I'm not Scrooge. I put up lights. I sent out cards. I baked cookies and bought gifts for people I care about, and I shipped them. I'm planning to buy something nice for myself, too. I have presents to open, and every day brings cards from distant friends. I'm not a recluse -- I work two jobs, one full time and one part time, so I'm around people almost every day. I have a couple of parties to go to, and I expect to have a good time. But on Christmas Day, it will be just me and the cats, curled up on the couch, drinking champagne, watching a good movie or two. And that's fine!

I am OK with being alone. It's not the first time, and I was OK then too. I'm an atheist, so there is no religious significance to the holiday for me. I enjoy my own company; I live alone. Being alone is not the problem.

The problem is that my mother will not stop pitying me for being alone, no matter how many times I tell her it doesn't bother me. It's as though she wants me to be miserable, so she keeps asking if I don't have someone to be with. As if being with just anyone would have to be better than what I have planned. Then again, she is the one who stays married to a man she doesn't like very much just because she's afraid of being alone.

I know from experience that being with just anyone solely because it's Christmas is a recipe for disaster. I've tried spending Christmas with Mom and her husband's large family -- now there's an experiment in terror. I was "Harry's wife's child by a former marriage," unknown, unnamed and deeply pitied for being "not one of us (poor thing)." Never again.

I spent Thanksgiving alone this year too. It was fun. I cooked a turkey feast for myself, ate dinner on the good china and shared my leftovers with those less fortunate. I gave thanks for the fact that I wasn't forced by tradition to spend the day with anyone I didn't like. I didn't spend a nanosecond feeling depressed or lonely.

Please, Cary, say something about spending Christmas alone that isn't depressing. All you ever hear or read is "spending Christmas alone is hard."

I say it isn't, and there's no reason to wallow in self-pity just because society (and your mother) keeps telling you there's something wrong with being alone and content.

Solitaire

Dear Solitaire,

Why should your choice to be alone on Christmas bother people?

Let's be fair. Some are probably genuinely concerned. You are alone in part because of the deaths of your brothers and your father, your divorce, your childless status and a recent breakup. Those conditions evince concern in those who love you. When they think of you alone on Christmas they think of these things.

But they do not speak of these things directly, do they? I'm guessing that, out of delicacy of feeling or a lack of words, they speak around these things. They say, Oh, you really can't be alone on Christmas, how sad! And you think, what an interfering dolt this loving relative is; what an intrusive ninny is this person who is supposed to be my friend!

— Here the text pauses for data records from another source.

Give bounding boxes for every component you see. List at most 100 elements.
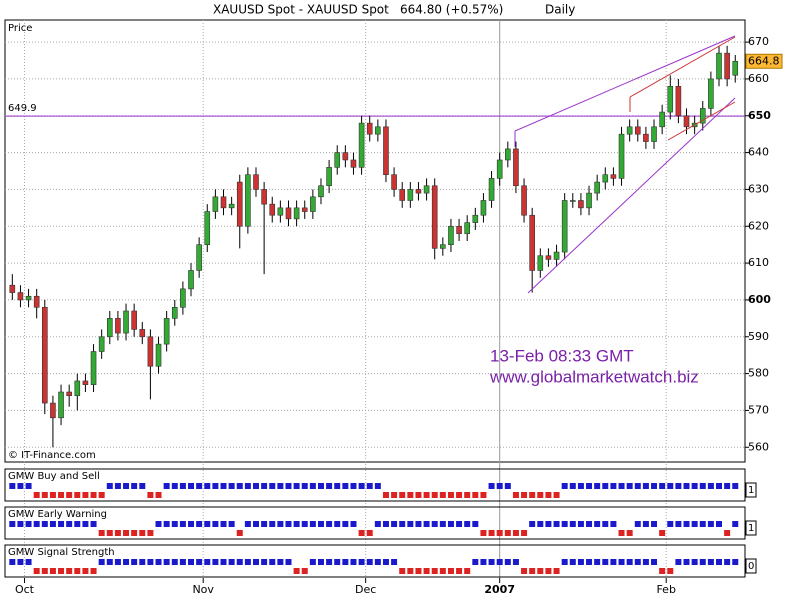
indicator-square: [732, 559, 739, 565]
indicator-value-box: [745, 482, 757, 498]
candle: [139, 322, 146, 345]
indicator-square: [358, 530, 365, 536]
indicator-square: [423, 568, 430, 574]
indicator-square: [391, 492, 398, 498]
period: Daily: [545, 3, 575, 17]
candle: [610, 167, 617, 186]
indicator-square: [114, 559, 121, 565]
indicator-square: [439, 492, 446, 498]
candle: [326, 159, 332, 194]
indicator-square: [196, 521, 203, 527]
indicator-square: [651, 483, 658, 489]
indicator-square: [317, 483, 324, 489]
candle-body: [131, 310, 137, 330]
indicator-square: [724, 483, 731, 489]
indicator-square: [675, 559, 682, 565]
candle-body: [139, 329, 146, 338]
indicator-square: [106, 530, 113, 536]
indicator-square: [610, 559, 617, 565]
indicator-square: [626, 483, 633, 489]
indicator-square: [634, 483, 641, 489]
indicator-square: [488, 559, 495, 565]
indicator-square: [594, 483, 601, 489]
candle-body: [261, 189, 267, 205]
indicator-square: [228, 521, 235, 527]
indicator-square: [33, 492, 40, 498]
indicator-square: [236, 483, 243, 489]
indicator-square: [25, 483, 32, 489]
candle-body: [17, 292, 24, 301]
candle: [171, 299, 178, 326]
indicator-square: [131, 530, 138, 536]
indicator-square: [179, 559, 186, 565]
indicator-square: [25, 559, 32, 565]
candle-body: [399, 189, 406, 201]
candle-body: [724, 52, 730, 80]
indicator-square: [309, 521, 316, 527]
candle-body: [50, 402, 56, 419]
indicator-square: [577, 559, 584, 565]
candle: [188, 263, 194, 297]
candle: [618, 126, 625, 186]
indicator-square: [651, 559, 658, 565]
indicator-square: [58, 521, 65, 527]
indicator-square: [309, 559, 316, 565]
indicator-square: [545, 568, 552, 574]
candle: [456, 218, 462, 241]
indicator-square: [269, 559, 276, 565]
indicator-square: [512, 492, 519, 498]
candle-body: [708, 78, 714, 109]
indicator-square: [659, 483, 666, 489]
candle: [9, 274, 16, 300]
candle-body: [545, 255, 552, 260]
candle: [537, 248, 544, 278]
indicator-square: [188, 483, 195, 489]
indicator-square: [577, 521, 584, 527]
candle: [626, 119, 633, 142]
candle-body: [269, 203, 276, 216]
indicator-square: [618, 530, 625, 536]
candle: [310, 189, 316, 219]
candle: [375, 119, 381, 142]
indicator-square: [496, 559, 503, 565]
last-price-label: 664.8: [748, 54, 780, 67]
annotation: www.globalmarketwatch.biz: [489, 367, 699, 386]
indicator-square: [261, 559, 268, 565]
y-tick-label: 570: [748, 403, 769, 416]
candle-body: [383, 126, 389, 176]
indicator-square: [512, 559, 519, 565]
indicator-square: [391, 521, 398, 527]
candle-body: [634, 126, 641, 135]
candle: [513, 141, 519, 194]
indicator-square: [480, 530, 487, 536]
indicator-square: [82, 521, 89, 527]
indicator-square: [196, 559, 203, 565]
indicator-square: [252, 521, 259, 527]
trend-line: [514, 35, 736, 132]
indicator-square: [691, 559, 698, 565]
indicator-square: [642, 483, 649, 489]
candle: [228, 196, 235, 216]
indicator-square: [326, 559, 333, 565]
indicator-square: [220, 521, 227, 527]
candle-body: [375, 126, 381, 135]
candle-body: [147, 336, 154, 367]
candle: [659, 104, 665, 135]
indicator-square: [171, 559, 178, 565]
indicator-square: [659, 530, 666, 536]
indicator-square: [334, 483, 341, 489]
indicator-square: [529, 568, 536, 574]
y-label: Price: [8, 23, 32, 34]
indicator-square: [66, 568, 73, 574]
indicator-square: [204, 559, 211, 565]
indicator-square: [25, 521, 32, 527]
indicator-square: [123, 530, 130, 536]
trend-lines: [514, 35, 736, 294]
indicator-square: [163, 521, 170, 527]
candle: [131, 303, 137, 337]
indicator-square: [41, 521, 48, 527]
candle: [82, 373, 89, 393]
indicator-square: [577, 483, 584, 489]
indicator-square: [447, 492, 454, 498]
indicator-square: [66, 492, 73, 498]
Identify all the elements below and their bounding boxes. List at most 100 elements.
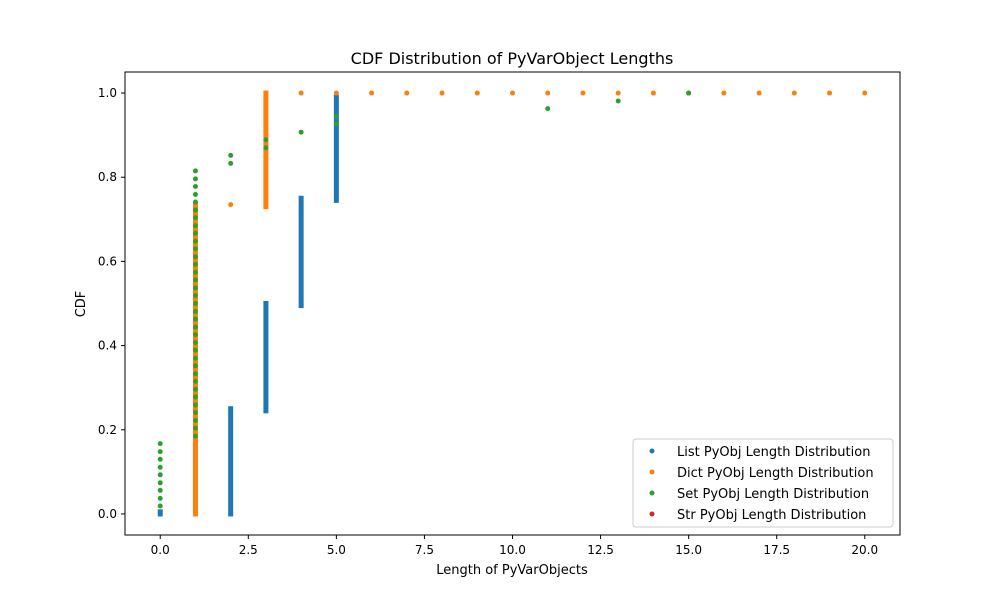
series-0-range-3 [298,195,304,309]
x-tick-label-2: 5.0 [327,543,346,557]
series-2-point-3 [157,480,163,486]
series-2-point-1 [157,495,163,501]
series-2-point-4 [157,472,163,478]
x-axis-ticks: 0.0 2.5 5.0 7.5 10.0 12.5 15.0 17.5 20.0 [151,535,878,557]
y-axis-label: CDF [74,291,89,318]
x-tick-label-5: 12.5 [587,543,614,557]
legend-box [632,438,894,528]
series-1-point-1 [298,90,304,96]
series-2-point-39 [192,199,198,205]
series-2-point-50 [333,114,339,120]
series-2-point-31 [192,261,198,267]
series-2-point-49 [333,121,339,127]
legend-label-2: Set PyObj Length Distribution [677,487,869,502]
series-2-point-35 [192,230,198,236]
series-2-point-33 [192,246,198,252]
series-0-range-1 [228,406,234,517]
series-2-point-27 [192,293,198,299]
series-2-point-40 [192,191,198,197]
series-0-range-4 [333,94,339,203]
x-tick-label-6: 15.0 [675,543,702,557]
series-2-point-28 [192,285,198,291]
series-0 [157,94,339,517]
y-tick-label-0: 0.0 [98,507,117,521]
series-1-point-13 [721,90,727,96]
x-axis-label: Length of PyVarObjects [436,563,588,578]
series-2-point-2 [157,487,163,493]
series-2-point-11 [192,418,198,424]
series-1-point-16 [827,90,833,96]
legend-marker-3 [649,511,655,517]
y-tick-label-5: 1.0 [98,86,117,100]
x-tick-label-7: 17.5 [763,543,790,557]
series-1-point-2 [333,90,339,96]
y-tick-label-2: 0.4 [98,339,117,353]
series-2-point-25 [192,308,198,314]
series-2-point-43 [192,168,198,174]
series-1-point-5 [439,90,445,96]
series-2-point-8 [157,441,163,447]
series-2-point-51 [545,106,551,112]
series-2-point-34 [192,238,198,244]
series-2-point-37 [192,215,198,221]
legend-label-3: Str PyObj Length Distribution [677,508,866,523]
series-1-point-7 [510,90,515,96]
series-1-point-15 [791,90,797,96]
series-1-point-14 [756,90,762,96]
series-2-point-21 [192,340,198,346]
series-0-range-2 [263,301,269,414]
chart-title: CDF Distribution of PyVarObject Lengths [351,49,674,68]
series-2-point-18 [192,363,198,369]
series-1-point-9 [580,90,586,96]
series-2-point-9 [192,433,198,439]
plot-data-layer [157,90,868,517]
y-axis-ticks: 0.0 0.2 0.4 0.6 0.8 1.0 [98,86,125,521]
x-tick-label-3: 7.5 [415,543,434,557]
series-2-point-17 [192,371,198,377]
series-2-point-48 [298,129,304,135]
series-2-point-7 [157,449,163,455]
series-2-point-22 [192,332,198,338]
series-2-point-47 [263,137,269,143]
y-tick-label-3: 0.6 [98,254,117,268]
series-2-point-44 [228,160,234,166]
series-2-point-52 [615,98,621,104]
series-2-point-16 [192,378,198,384]
series-2 [157,90,692,509]
x-tick-label-0: 0.0 [151,543,170,557]
x-tick-label-1: 2.5 [239,543,258,557]
y-tick-label-4: 0.8 [98,170,117,184]
series-2-point-38 [192,207,198,213]
series-1-point-8 [545,90,551,96]
series-2-point-32 [192,254,198,260]
series-2-point-30 [192,269,198,275]
series-2-point-36 [192,223,198,229]
series-2-point-0 [157,503,163,509]
y-tick-label-1: 0.2 [98,423,117,437]
series-2-point-6 [157,456,163,462]
legend-marker-1 [649,469,655,475]
series-2-point-10 [192,425,198,431]
series-2-point-41 [192,183,198,189]
series-2-point-45 [228,152,234,158]
series-2-point-42 [192,176,198,182]
legend-marker-0 [649,448,655,454]
series-1-point-17 [862,90,868,96]
legend: List PyObj Length Distribution Dict PyObj… [632,438,894,528]
series-2-point-5 [157,464,163,470]
series-2-point-14 [192,394,198,400]
series-2-point-29 [192,277,198,283]
series-2-point-53 [686,90,692,96]
series-1-point-10 [615,90,621,96]
series-2-point-46 [263,145,269,151]
series-2-point-24 [192,316,198,322]
series-1-point-11 [650,90,656,96]
series-2-point-15 [192,386,198,392]
series-0-range-0 [157,509,163,517]
series-2-point-20 [192,347,198,353]
series-1-point-3 [369,90,375,96]
legend-label-0: List PyObj Length Distribution [677,445,870,460]
series-2-point-23 [192,324,198,330]
x-tick-label-8: 20.0 [851,543,878,557]
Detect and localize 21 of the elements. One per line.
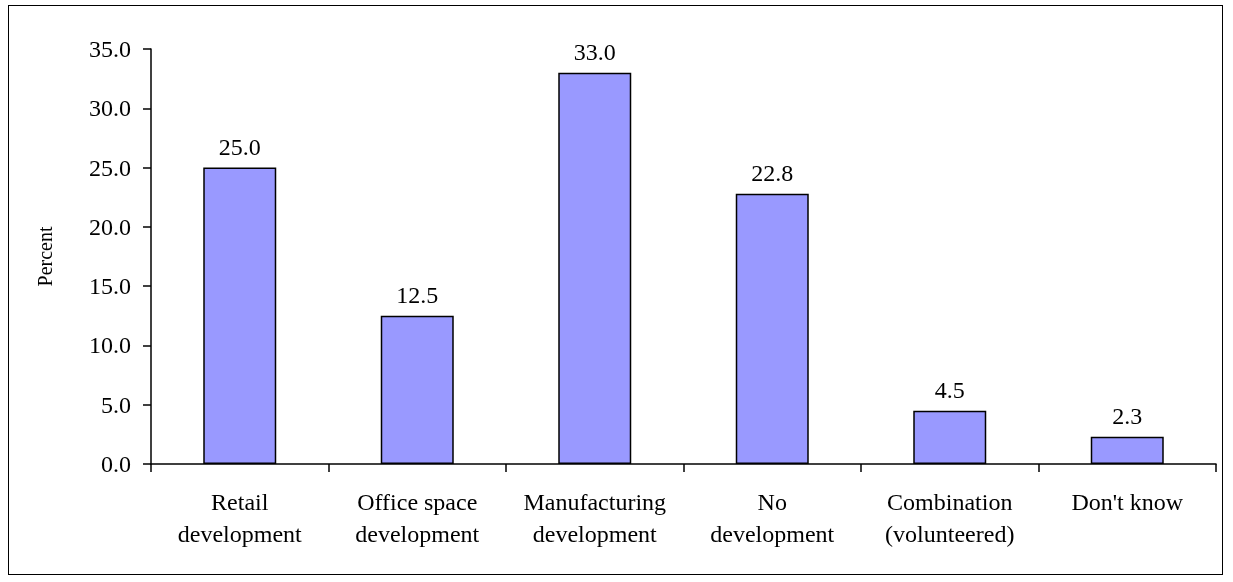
x-tick-label: Retail development bbox=[177, 489, 303, 547]
y-tick-label: 15.0 bbox=[89, 273, 131, 300]
data-label: 4.5 bbox=[934, 376, 965, 403]
y-tick-label: 20.0 bbox=[89, 213, 131, 240]
x-tick-label: No development bbox=[710, 489, 835, 547]
y-tick-label: 35.0 bbox=[89, 36, 131, 62]
y-axis-title: Percent bbox=[34, 226, 56, 287]
x-tick-label: Office space development bbox=[355, 489, 480, 547]
y-tick-label: 30.0 bbox=[89, 95, 131, 122]
data-label: 22.8 bbox=[751, 159, 794, 186]
x-tick-label: Combination (volunteered) bbox=[885, 489, 1015, 547]
data-label: 2.3 bbox=[1112, 402, 1143, 429]
y-tick-label: 10.0 bbox=[89, 332, 131, 359]
y-tick-label: 0.0 bbox=[101, 451, 131, 477]
x-tick-label: Don't know bbox=[1071, 489, 1184, 515]
x-tick-label: Manufacturing development bbox=[523, 489, 667, 547]
y-tick-label: 25.0 bbox=[89, 154, 131, 181]
data-label: 25.0 bbox=[218, 133, 261, 160]
y-tick-label: 5.0 bbox=[101, 391, 131, 418]
data-label: 12.5 bbox=[396, 281, 439, 308]
data-label: 33.0 bbox=[573, 38, 616, 65]
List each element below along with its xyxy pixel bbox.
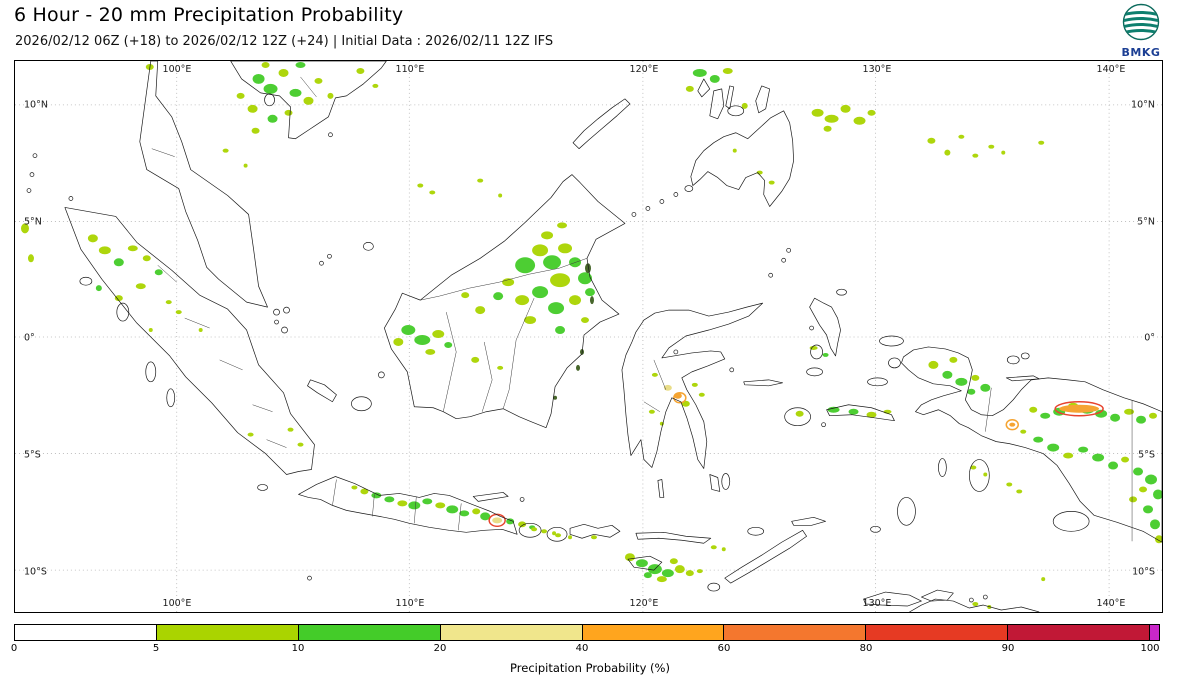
coastlines [26,61,1162,612]
colorbar-tick-label: 60 [717,643,731,654]
lat-label-left: 10°S [24,566,47,578]
bmkg-logo-label: BMKG [1121,46,1161,59]
colorbar-tick-label: 90 [1001,643,1015,654]
lat-label-right: 5°S [1138,449,1155,461]
admin-borders [151,76,1133,542]
colorbar [14,624,1160,641]
precipitation-map-svg [15,61,1162,612]
bmkg-globe-icon [1122,3,1160,41]
lon-label-top: 100°E [162,64,192,75]
lon-label-bottom: 110°E [395,598,425,609]
lat-label-right: 10°S [1132,566,1155,578]
lon-label-bottom: 120°E [629,598,659,609]
bmkg-logo: BMKG [1114,2,1168,59]
colorbar-tick-label: 40 [575,643,589,654]
colorbar-tick-label: 100 [1140,643,1160,654]
lat-label-right: 5°N [1137,216,1155,228]
colorbar-segment [1149,625,1159,640]
colorbar-tick-label: 20 [433,643,447,654]
colorbar-segment [581,625,724,640]
grid-lines [15,61,1162,612]
page-subtitle: 2026/02/12 06Z (+18) to 2026/02/12 12Z (… [15,34,554,49]
lon-label-top: 110°E [395,64,425,75]
colorbar-segment [865,625,1008,640]
colorbar-tick-label: 0 [10,643,18,654]
colorbar-segment [155,625,298,640]
colorbar-segment [297,625,440,640]
lat-label-left: 5°N [24,216,42,228]
lat-label-right: 10°N [1131,99,1155,111]
colorbar-segment [723,625,866,640]
lon-label-top: 140°E [1096,64,1126,75]
colorbar-tick-label: 5 [152,643,160,654]
colorbar-segment [439,625,582,640]
lat-label-right: 0° [1144,332,1155,344]
colorbar-segment [1007,625,1149,640]
lon-label-top: 130°E [862,64,892,75]
map-canvas: 100°E 110°E 120°E 130°E 140°E 100°E 110°… [14,60,1163,613]
colorbar-ticks: 0 5 10 20 40 60 80 90 100 [10,643,1160,657]
lon-label-bottom: 100°E [162,598,192,609]
precipitation-blobs [20,61,1162,610]
colorbar-tick-label: 10 [291,643,305,654]
lat-label-left: 10°N [24,99,48,111]
colorbar-title: Precipitation Probability (%) [510,661,670,675]
lon-label-top: 120°E [629,64,659,75]
lon-label-bottom: 130°E [862,598,892,609]
lat-label-left: 0° [24,332,35,344]
lat-label-left: 5°S [24,449,41,461]
page-title: 6 Hour - 20 mm Precipitation Probability [14,4,404,26]
colorbar-tick-label: 80 [859,643,873,654]
lon-label-bottom: 140°E [1096,598,1126,609]
colorbar-segment [15,625,156,640]
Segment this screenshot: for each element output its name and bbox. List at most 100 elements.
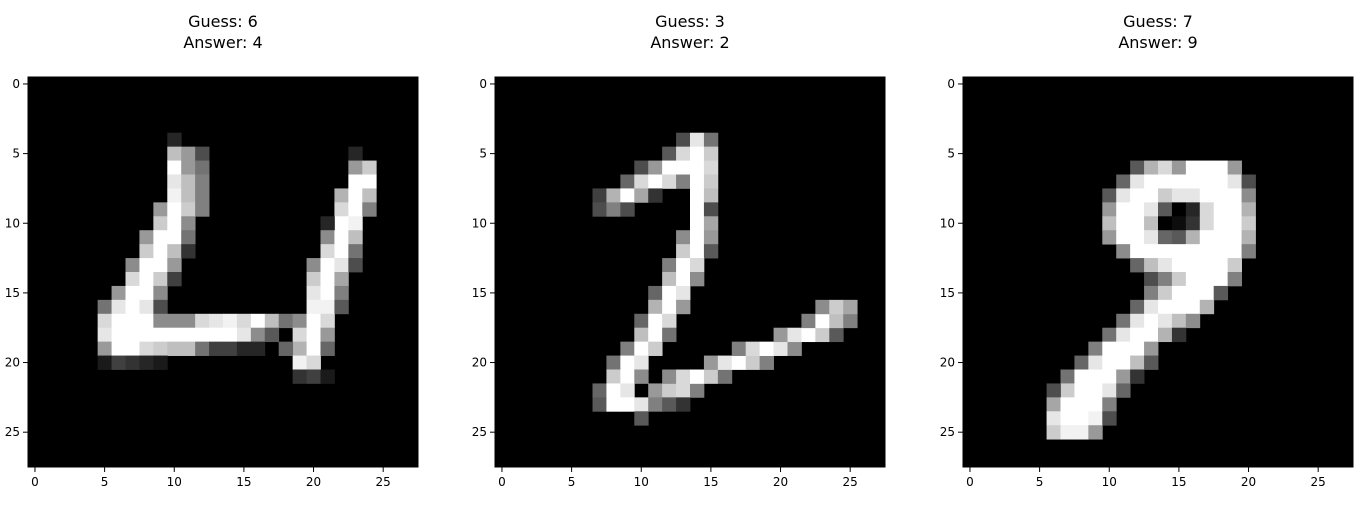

Ideally, you and they could be frank; you could share your feelings and thoughts in an atmosphere of mutual respect. You might admit that of course these things happened and had they not happened you might not be alone, while also making clear that, given the alternatives, being alone suits you quite well. And perhaps you can indeed have such frank conversations with your friends. But not with your mother or her new family.

So you do not have a chance to make yourself understood. Instead, whatever true concern there may be emerges distorted, as controlling and manipulative behavior.

Argh@!

Too bad we can't all be more frank with each other and say, OK, suit yourself.

There is also the matter, this time of year, of mass behavior. Everyone is expected to participate. Annoying as this may be for cultures that do not include Christmas as part of their traditions, it is also annoying for those of us raised in the culture but wishing to have some control over how we pass through these days. Every year, it feels like all the secular autonomy we have so desperately struggled for over the years passes out of our hands when we are dealt the annual trump card of Christmas. Sure, play your hand the rest of the year as you see fit. Pretend to be independent the rest of the year. That's all very cute. But this is Christmas, damn it! Resume your family role!

I celebrate your independence as I celebrate the independence of this nation from all superstitious tyranny.

The crowd is a tyrant, and you must resist. By resisting the tyranny of Christmas, you save your own soul.

So even as I sing carols and pop popcorn, I will think of you on Christmas day with envy.